Its judgment found that the district court judge had misunderstood the meaning of offensive behaviour.

While the five Supreme Court judges differed in their definitions of "offensive behaviour", most believed it had to be capable of "wounding feelings or arousing real anger, resentment disgust or outrage".

"Because unanimously of the view that the trial in the District Court proceeded on a wrong basis in law through failure to assess impact on public order, the Supreme Court has set aside the conviction," the judges said in a written statement to the media.

Ms Morse last night told the Weekend Herald her action was a "significant message of dissent".

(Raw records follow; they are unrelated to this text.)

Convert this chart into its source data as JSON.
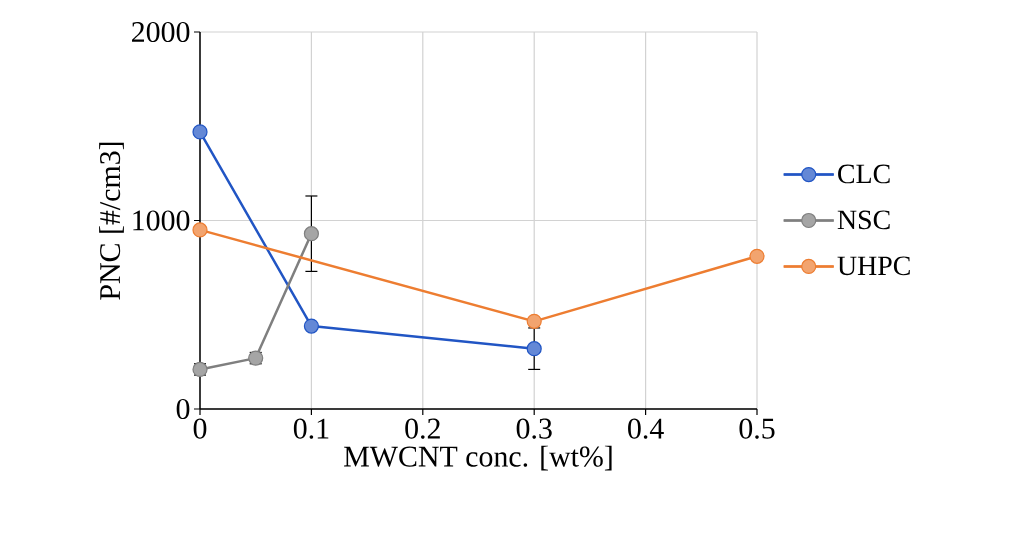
{
  "chart_data": {
    "type": "line",
    "xlabel": "MWCNT conc. [wt%]",
    "ylabel": "PNC [#/cm3]",
    "xlim": [
      0,
      0.5
    ],
    "xticks": [
      0,
      0.1,
      0.2,
      0.3,
      0.4,
      0.5
    ],
    "ylim": [
      0,
      2000
    ],
    "yticks": [
      0,
      1000,
      2000
    ],
    "grid": true,
    "legend": "right",
    "marker": "circle",
    "series": [
      {
        "name": "CLC",
        "color": "#2155c4",
        "x": [
          0,
          0.1,
          0.3
        ],
        "values": [
          1470,
          440,
          320
        ],
        "errors": [
          null,
          null,
          110
        ]
      },
      {
        "name": "NSC",
        "color": "#7f7f7f",
        "x": [
          0,
          0.05,
          0.1
        ],
        "values": [
          210,
          270,
          930
        ],
        "errors": [
          30,
          30,
          200
        ]
      },
      {
        "name": "UHPC",
        "color": "#ed7d31",
        "x": [
          0,
          0.3,
          0.5
        ],
        "values": [
          950,
          465,
          810
        ]
      }
    ]
  }
}
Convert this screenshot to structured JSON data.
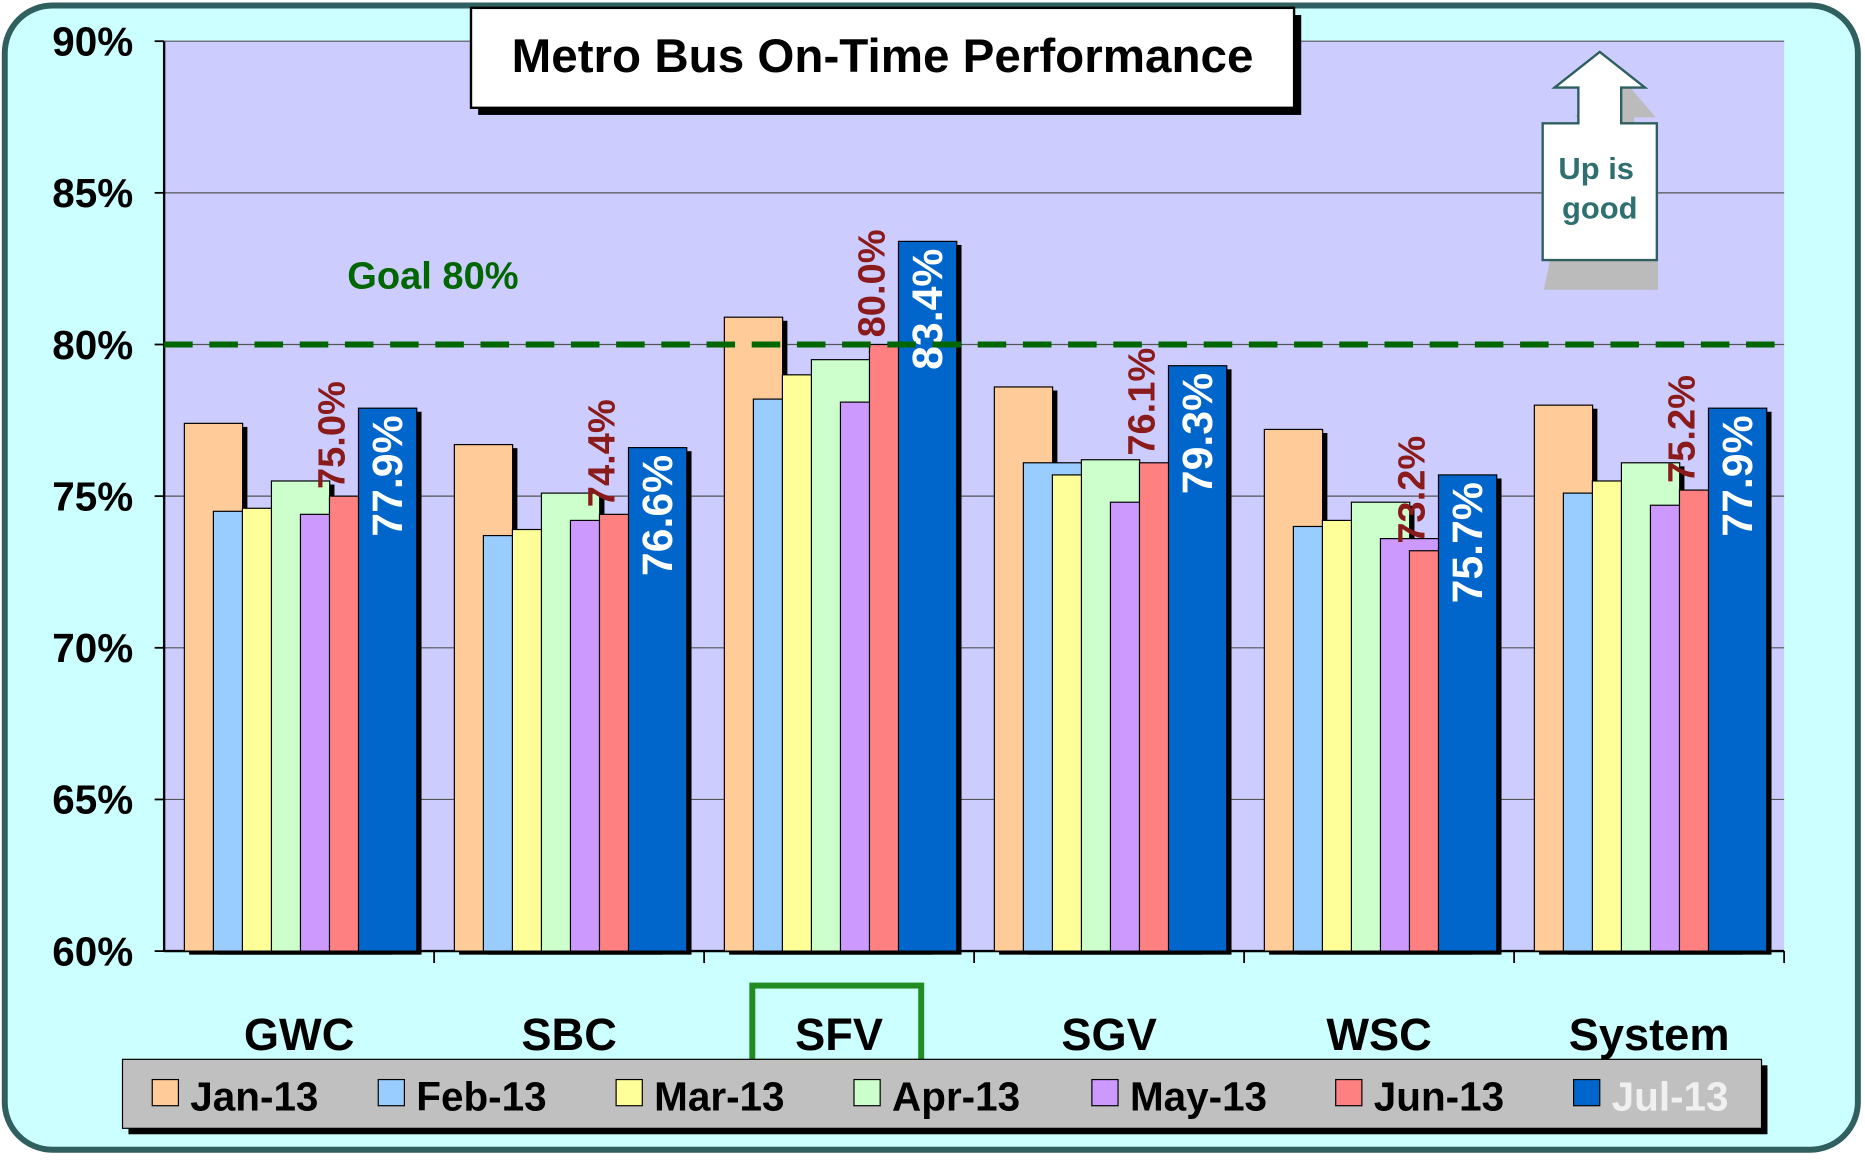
{
  "chart_data": {
    "type": "bar",
    "title": "Metro Bus On-Time Performance",
    "categories": [
      "GWC",
      "SBC",
      "SFV",
      "SGV",
      "WSC",
      "System"
    ],
    "highlight_index": 2,
    "series": [
      {
        "name": "Jan-13",
        "color": "#ffcc99",
        "values": [
          77.4,
          76.7,
          80.9,
          78.6,
          77.2,
          78.0
        ]
      },
      {
        "name": "Feb-13",
        "color": "#99ccff",
        "values": [
          74.5,
          73.7,
          78.2,
          76.1,
          74.0,
          75.1
        ]
      },
      {
        "name": "Mar-13",
        "color": "#ffff99",
        "values": [
          74.6,
          73.9,
          79.0,
          75.7,
          74.2,
          75.5
        ]
      },
      {
        "name": "Apr-13",
        "color": "#ccffcc",
        "values": [
          75.5,
          75.1,
          79.5,
          76.2,
          74.8,
          76.1
        ]
      },
      {
        "name": "May-13",
        "color": "#cc99ff",
        "values": [
          74.4,
          74.2,
          78.1,
          74.8,
          73.6,
          74.7
        ]
      },
      {
        "name": "Jun-13",
        "color": "#ff8080",
        "values": [
          75.0,
          74.4,
          80.0,
          76.1,
          73.2,
          75.2
        ],
        "value_labels": [
          "75.0%",
          "74.4%",
          "80.0%",
          "76.1%",
          "73.2%",
          "75.2%"
        ]
      },
      {
        "name": "Jul-13",
        "color": "#0066cc",
        "values": [
          77.9,
          76.6,
          83.4,
          79.3,
          75.7,
          77.9
        ],
        "value_labels": [
          "77.9%",
          "76.6%",
          "83.4%",
          "79.3%",
          "75.7%",
          "77.9%"
        ]
      }
    ],
    "ylim": [
      60,
      90
    ],
    "yticks": [
      {
        "value": 60,
        "label": "60%"
      },
      {
        "value": 65,
        "label": "65%"
      },
      {
        "value": 70,
        "label": "70%"
      },
      {
        "value": 75,
        "label": "75%"
      },
      {
        "value": 80,
        "label": "80%"
      },
      {
        "value": 85,
        "label": "85%"
      },
      {
        "value": 90,
        "label": "90%"
      }
    ],
    "grid": true,
    "goal": {
      "value": 80,
      "label": "Goal 80%",
      "color": "#006600"
    },
    "note": [
      "Up is",
      "good"
    ]
  }
}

She said she had gone to court only to ensure no precedent was set.

"When young men and women go off to war, they go off under the flag of the nation. So when you burn the flag, you are sending a strong message."

Ms Morse, who will be back in court this month as a defendant in the Urewera Raids anti-terrorism case, said the group was not protesting against returned soldiers but was opposing New Zealand's role in Afghanistan, Iraq and the Solomon Islands.

She said politicians had politicised Anzac Day by equating the sacrifices made at Gallipoli and the Western Front with current deployments.

"We've said: 'we're opposed to the war, you've made it a political event, so are we'."

She said that in the right circumstances, she would consider burning the flag in protest again.

"The judgment of the Supreme Court really represents a victory for all New Zealanders, irrespective of their political beliefs."

The quashing of her conviction disappointed the Returned Services Association.

Its national vice-president David Moloney - who was running the Anzac ceremony at which Ms Morse burned the flag - said he was not personally offended by the flag burning but other returned servicemen would be.

He said a dawn service was not the place to protest about a current war.